"Ma in quel momento per disgrazia il cameriere zelante mi portò un giornale viennese, tentai di leggerlo e la nausea mi afferrò in forma di vero sdegno. Là si potevano vedere le frasi retoriche dell'inflessibile volontà di vittoria, delle insignificanti perdite nostre e di quelle enormi dell'avversario, là mi si faceva incontro, nuda e gigantesca, la svergognata menzogna della guerra! No, i colpevoli non erano quegli spensierati cittadini a passeggio, ma soltanto coloro che aizzavano alla guerra con le loro parole. Ma eravamo colpevoli anche noi, se non insorgevamo a combatterla con le nostre. Avevo ricevuto il giusto impulso: bisognava lottare contro la guerra! Tutto era già pronto in me ed era mancata soltanto l'ultima conferma del mio istinto perché cominciassi. Avevo riconosciuto l'avversario da combattere: il falso eroismo che preferisce mandare gli altri a soffrire e a morire, il facile ottimismo dei profeti incoscienti: politici o militari, che, promettendo senza scrupoli vittoria, prolungano il massacro ed hanno alle spalle il coro da loro pagato, tutti quei "parolai della guerra" che Werfel ha messo alla gogna in una sua bella poesia. Chi manifestava un dubbio li disturbava nei loro affari patriottici; chi ammoniva era schernito come pessimista; chi combatteva la guerra di cui essi non dividevano i dolori, era marchiato traditore. Era sempre attraverso i tempi la stessa gentaglia, pronta a dichiarare vili i prudenti, deboli gli umani, per poi smarrirsi nell'ora della catastrofe imprudentemente provocata."
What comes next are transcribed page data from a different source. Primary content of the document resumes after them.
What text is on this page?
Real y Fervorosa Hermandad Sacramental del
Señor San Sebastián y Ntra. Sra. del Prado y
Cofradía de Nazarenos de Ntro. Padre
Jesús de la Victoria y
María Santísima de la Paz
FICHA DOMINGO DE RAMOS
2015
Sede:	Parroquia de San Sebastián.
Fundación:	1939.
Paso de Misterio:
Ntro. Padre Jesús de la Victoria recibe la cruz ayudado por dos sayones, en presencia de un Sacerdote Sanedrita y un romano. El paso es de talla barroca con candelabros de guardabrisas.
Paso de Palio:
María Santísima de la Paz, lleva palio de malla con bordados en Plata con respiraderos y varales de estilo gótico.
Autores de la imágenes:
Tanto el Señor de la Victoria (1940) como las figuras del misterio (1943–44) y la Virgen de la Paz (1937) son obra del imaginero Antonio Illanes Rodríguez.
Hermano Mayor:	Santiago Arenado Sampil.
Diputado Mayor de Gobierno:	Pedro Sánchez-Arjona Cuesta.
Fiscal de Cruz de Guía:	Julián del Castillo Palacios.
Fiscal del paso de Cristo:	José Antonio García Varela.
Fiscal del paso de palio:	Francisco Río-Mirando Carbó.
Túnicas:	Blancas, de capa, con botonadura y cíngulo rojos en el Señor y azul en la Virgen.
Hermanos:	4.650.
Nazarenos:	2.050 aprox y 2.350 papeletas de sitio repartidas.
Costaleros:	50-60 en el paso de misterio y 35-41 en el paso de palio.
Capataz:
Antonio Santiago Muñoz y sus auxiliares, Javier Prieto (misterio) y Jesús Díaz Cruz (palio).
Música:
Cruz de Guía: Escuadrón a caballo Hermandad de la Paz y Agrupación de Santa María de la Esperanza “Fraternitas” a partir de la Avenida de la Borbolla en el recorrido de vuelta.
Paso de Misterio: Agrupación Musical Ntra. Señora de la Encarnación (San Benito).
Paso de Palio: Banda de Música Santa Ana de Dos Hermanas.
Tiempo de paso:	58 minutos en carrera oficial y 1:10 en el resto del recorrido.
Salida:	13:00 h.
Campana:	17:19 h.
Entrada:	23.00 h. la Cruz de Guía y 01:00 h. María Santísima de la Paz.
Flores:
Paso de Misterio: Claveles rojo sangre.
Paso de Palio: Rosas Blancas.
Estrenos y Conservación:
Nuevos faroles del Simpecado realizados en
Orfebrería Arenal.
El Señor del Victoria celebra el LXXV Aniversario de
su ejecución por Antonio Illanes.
Da: Stefan Zweig, Il Mondo di ieri, capitolo "La lotta per la fraternità spirituale".
(ovviamente, si sta parlando di giornali viennesi del 1914 o giù di lì. Cosa mai potrebbe avere a che fare tutto questo con l'oggi? Chi mai potrebbe pensare che "la stessa gentaglia" abbia ancora spazio nel nostro tempo così resiliente, inclusivo, fluido? M.B.)